La Regione Lazio ha approvato, con una delibera di Giunta, le regole necessarie per avviare in concreto il meccanismo della Garanzia Giovani. I pilastri della disciplina appena approvata dalla Regione sono essenzialmente tre.
Il primo pilastro consiste nella revisione dell’accreditamento regionale, che viene configurato come un titolo necessario per erogare servizi al lavoro all’interno del sistema dei servizi del territorio. Si tratta di una concezione molto innovativa dei servizi per il lavoro (risalente addirittura alla legge Biagi, ma trascurata per anni dalle regioni, con qualche eccezione), che vengono concepiti come un pacchetto di interventi erogabili da chiunque sia in possesso dell’accreditamento, a prescindere dalla propria natura pubblica o privata (si va dalle società di capitali alle scuole). Il secondo pilastro della normativa regionale riguarda la Garanzia Giovani. Il Piano nazionale prevede che i giovani di età compresa tra i 15 e i 29 anni possano fruire di un pacchetto di servizi di assistenza all’inserimento lavorativo, di specifici incentivi volti a promuovere esperienze di tirocinio o di lavoro o, infine, di misure di accompagnamento all’avvio di iniziative imprenditoriali. La Regione Lazio definisce in concreto le modalità per fruire questi interventi. Il giovane dovrà presentarsi in un Centro per l’Impiego, per chiedere di partecipare al programma, ma la struttura pubblica non avrà il monopolio della gestione delle misure; l’operatore del Centro, infatti, dovrà spiegare al giovane quali servizi sono offerti dai soggetti accreditati nel territorio regionale, e il giovane potrà scegliersi di rivolgersi a ciascuno di questi soggetti. L’attuazione concreta di queste misure dipenderà dallo sblocco effettivo delle risorse destinate al programma della Garanzia Giovani. Il percorso attuativo del programma si sta rivelando, come spesso (troppo spesso) accade nel nostro Paese, più lungo del previsto; dal 1 gennaio del 2014 ciascun giovane avrebbe dovuto avere accesso ad un pacchetto di misure da utilizzare per inserirsi nel mondo del lavoro ma, a distanza di quasi un mese, non è ancora pronto quasi nulla, e probabilmente questa fase di stallo durerà ancora fino alla primavera.

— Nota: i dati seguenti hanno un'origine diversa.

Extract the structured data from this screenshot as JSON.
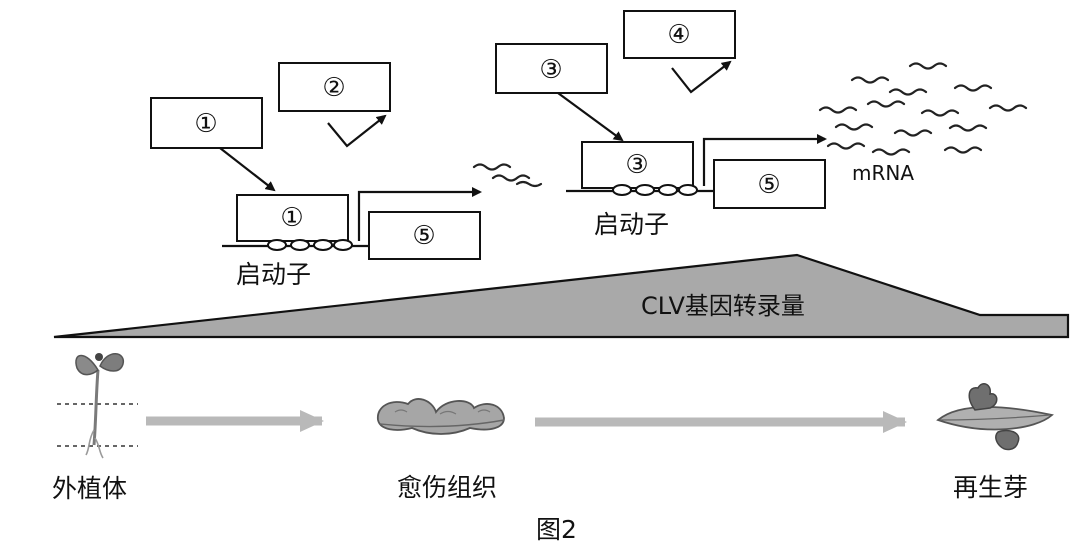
{
  "left_unit": {
    "gene_box": "①",
    "signal_box": "②",
    "promoter_box": "①",
    "downstream_box": "⑤",
    "promoter_label": "启动子"
  },
  "right_unit": {
    "gene_box": "③",
    "signal_box": "④",
    "promoter_box": "③",
    "downstream_box": "⑤",
    "promoter_label": "启动子",
    "mrna_label": "mRNA"
  },
  "ramp": {
    "label": "CLV基因转录量",
    "fill_color": "#a9a9a9"
  },
  "stages": [
    {
      "label": "外植体",
      "icon": "seedling-icon"
    },
    {
      "label": "愈伤组织",
      "icon": "callus-icon"
    },
    {
      "label": "再生芽",
      "icon": "regenerated-bud-icon"
    }
  ],
  "figure_caption": "图2"
}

Il terzo pilastro è il contratto di collocazione. Il Centro per l’Impiego infatti proporrà al giovane di firmare un accordo, il quale potrà prevedere il riconoscimento di un voucher, di valore proporzionale alle difficoltà di collocazione, da usare per fruire di specifici servizi presso uno dei soggetti accreditati. Il giovane dovrà impegnarsi a cercare un’occupazione ed accettare offerte di lavoro consone alle proprie capacità ed esigenze, e il suo percorso sarà supervisionato da un tutor, e perderà il diritto a fruire del voucher se non manterrà gli impegni presi. Questa misura è completata dalla norma che subordinata il diritto dell’operatore ad ottenere il pagamento del voucher all’effettivo svolgimento dei servizi previsti nel contratto di collocazione.

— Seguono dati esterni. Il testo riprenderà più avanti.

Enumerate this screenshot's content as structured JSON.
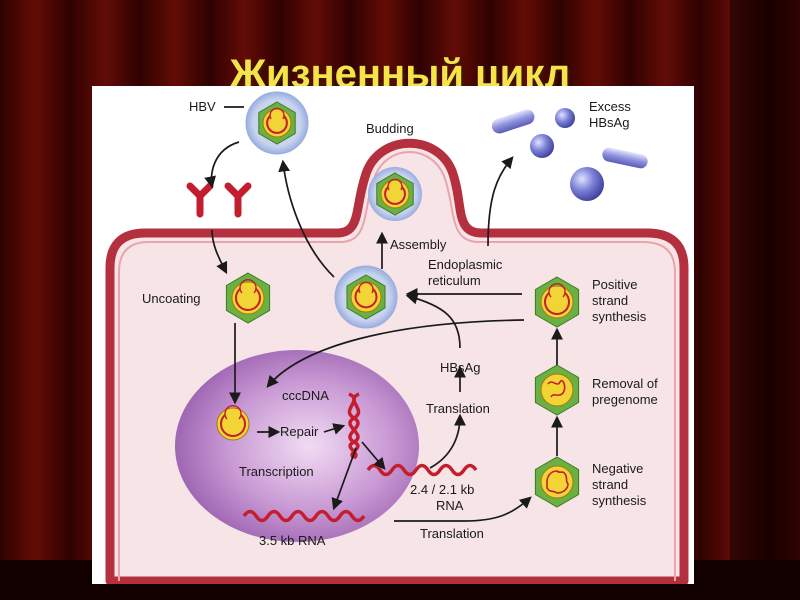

Un meccanismo di questo tipo pare chiaramente ispirato – pur con delle differenze non secondarie – al sistema della Dote Unica creato dalla Lombardia, la prima regione a sperimentare con successo un modello di questo tipo.

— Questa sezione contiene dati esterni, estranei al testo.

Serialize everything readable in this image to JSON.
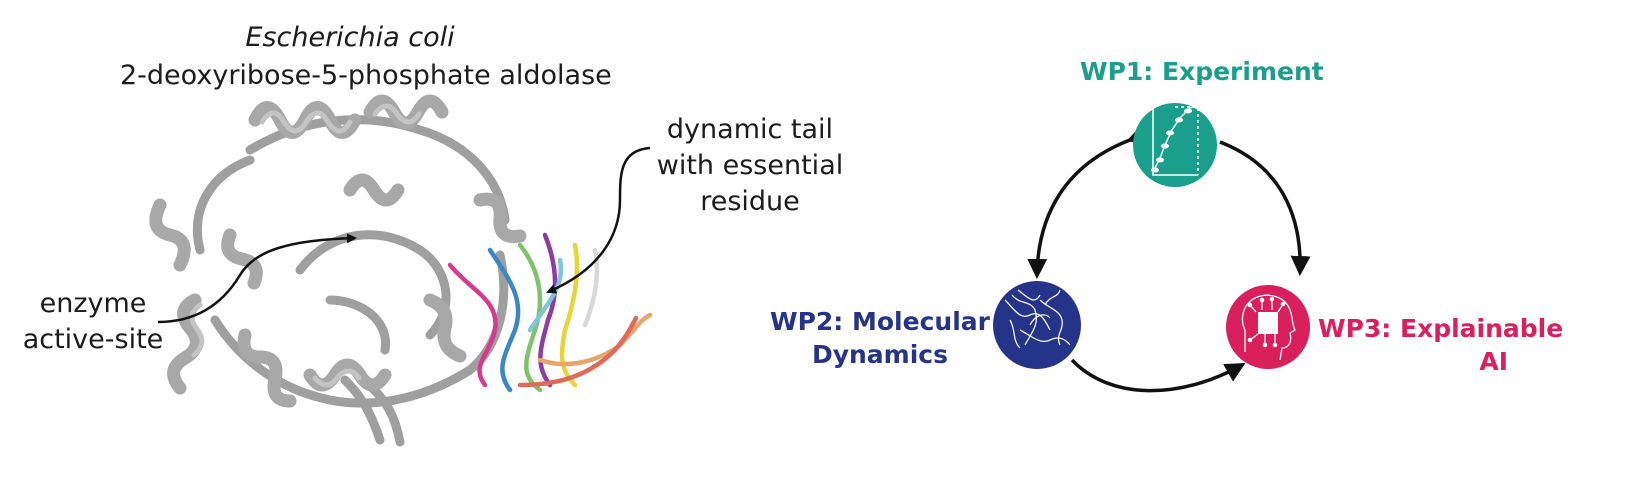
{
  "left_panel": {
    "organism": "Escherichia coli",
    "enzyme_name": "2-deoxyribose-5-phosphate aldolase",
    "tail_label": [
      "dynamic tail",
      "with essential",
      "residue"
    ],
    "active_site_label": [
      "enzyme",
      "active-site"
    ]
  },
  "cycle": {
    "wp1": {
      "label": "WP1: Experiment",
      "color": "#1a9f8d"
    },
    "wp2": {
      "label_line1": "WP2: Molecular",
      "label_line2": "Dynamics",
      "color": "#253488"
    },
    "wp3": {
      "label_line1": "WP3: Explainable",
      "label_line2": "AI",
      "color": "#d91f5c"
    }
  },
  "icons": [
    "protein-structure-icon",
    "enzyme-kinetics-plot-icon",
    "md-trajectory-icon",
    "ai-head-icon"
  ]
}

Il fatto che questo modello sia scelto da due regioni così importanti è un segnale molto positivo. Come abbiamo più volte ricordato, infatti, il futuro dei servizi per l’impiego non si gioca sull’aumento degli investimenti sul personale dei Centri per l’Impiego, ma dipende dalla capacità delle regioni di adottare modelli nuovi e innovativi, che mettano al centro del sistema la natura pubblica del servizio, e non del soggetto che lo eroga; questo può essere anche privato, a condizione che sia accreditato dalla regione e che siano pagati solo i servizi resi in maniera efficace.